Otavio Good, creator of Word Lens, the app that translates written words while you’re traveling in foreign countries, used a quadcopter to deliver his wedding rings by air yesterday.
When the marriage official asked him for the ring, Good shrugged. Then a harpist strummed up the James Bond theme, while a quadcopter emerged out of the nearby Pulgas Water Temple in Redwood City, flew across a pond and landed in Good’s hands.
He untied a ribbon, carrying the two wedding rings and then set the quadcopter free like a dove and it flew away into the distance. Good’s brother, Kevin, who also serves as the “Director of Flying Robot Arts” at a Washington D.C.-area drone group, commandeered the quadcopter.
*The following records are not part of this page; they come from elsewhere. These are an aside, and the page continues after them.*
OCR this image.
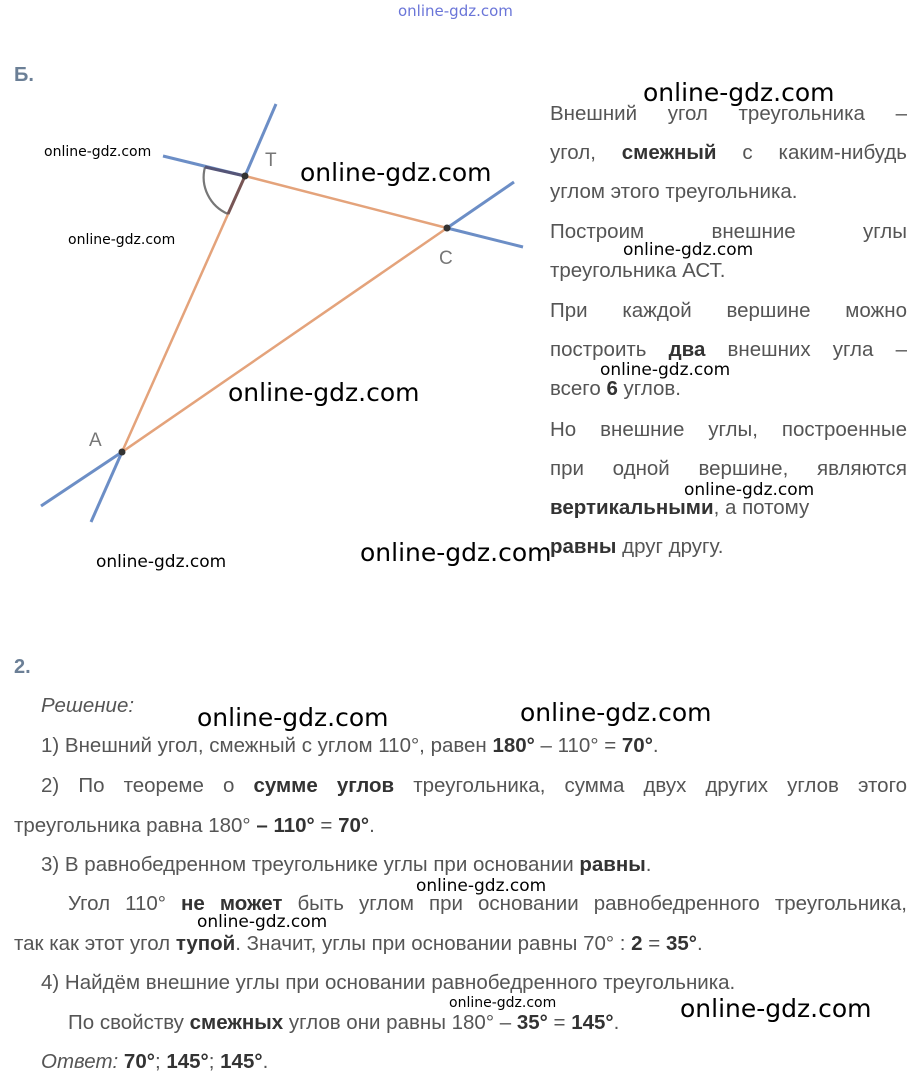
online-gdz.com
Б.
T
C
A

Внешний угол треугольника –

угол, смежный с каким-нибудь

углом этого треугольника.

Построим внешние углы

треугольника АСТ.

При каждой вершине можно

построить два внешних угла –

всего 6 углов.

Но внешние углы, построенные

при одной вершине, являются

вертикальными, а потому

равны друг другу.

2.
Решение:
1) Внешний угол, смежный с углом 110°, равен 180° – 110° = 70°.
2) По теореме о сумме углов треугольника, сумма двух других углов этого
треугольника равна 180° – 110° = 70°.
3) В равнобедренном треугольнике углы при основании равны.
Угол 110° не может быть углом при основании равнобедренного треугольника,
так как этот угол тупой. Значит, углы при основании равны 70° : 2 = 35°.
4) Найдём внешние углы при основании равнобедренного треугольника.
По свойству смежных углов они равны 180° – 35° = 145°.
Ответ: 70°; 145°; 145°.
online-gdz.com
online-gdz.com
online-gdz.com
online-gdz.com	online-gdz.com
online-gdz.com
online-gdz.com
online-gdz.com
online-gdz.com	online-gdz.com
online-gdz.com
online-gdz.com
online-gdz.com
online-gdz.com
online-gdz.com	online-gdz.com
No one is really sure whose idea it was between, Good, his brother and Good’s now wife and cancer researcher Zinaida Tebaykina. Commercial and recreational quadcopters have been used to film mountain climbing, concerts and monitor oil pipelines for environmental hazards. It’s not even actually the first time they’ve been used to deliver rings to a wedding (maybe it’s the second) or propose to a woman.
“It was kind of an excuse to buy a quadcopter,” Otavio Good said. “We just modded it and brought it out here.”
Video is courtesy of Jelena Jovanovic, a technical program manager at Google who attended Good and Tebaykina’s wedding.